Images of an employee at an Uzbek nursery school wielding a knife in front of toddlers, and rumors that the state facility moonlighted as a brothel have led to multiple arrests and firings.
A government official in Uzbekistan's southern Surkhondaryo Province, where CCTV images reportedly captured the alleged abuses at school N10 in the Denov district, told RFE/RL's Uzbek Service on condition of anonymity that the head of Denov's education department and an official who oversees the Surkhondaryo Province's preschools were dismissed this week.
Surkhondaryo law enforcement agencies, meanwhile, have reported that in the wake of the scandal that erupted over the footage shot in November that two preschool teachers and two guards at N10 have each been sentenced to three years in prison, while a third teacher was given a two-year sentence.
Overall, nearly 20 people have been dismissed since the CCTV footage emerged, according to officials.*
One video, dated November 18, 2016, shows a woman punishing children for allegedly failing to memorize poetry and accusing children of telling their parents what goes on at N10.
"I'll cut off your tongue," she says.
"I didn't tell them anything, auntie," a sobbing child pleads.
The woman continues threatening the child with the knife while two nearby teachers laugh and push other children toward the woman.

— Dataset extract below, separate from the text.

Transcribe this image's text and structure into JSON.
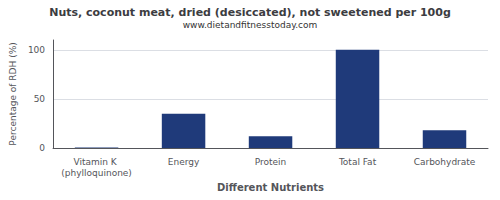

Authorities recorded the incident after surveillance cameras were installed in several nursery schools in the province following allegations that some were being used as brothels, according to an employee at the Surkhondaryo prosecutor's office.
Speaking on condition of anonymity, the official said additional criminal cases had been opened and that court trials were still ongoing.
Surkhondaryo parents attending the trials have expressed concern that N10's director has been allowed to continue her work.
"Two of my grandchildren go to that nursery," one man told RFE/RL's Uzbek Service. "One of them is shown in the video.... I couldn't watch the video till the end."
The man lamented that parents would dismiss their children's reluctance to go the nursery school as a "tantrum."
"Besides, children were afraid to complain to their parents because they knew they would be punished by the teachers for doing so," the grandparent said. He suggested that many of the children have been traumatized by the abuse.
"Some have developed speech problems, some started wetting themselves," he said.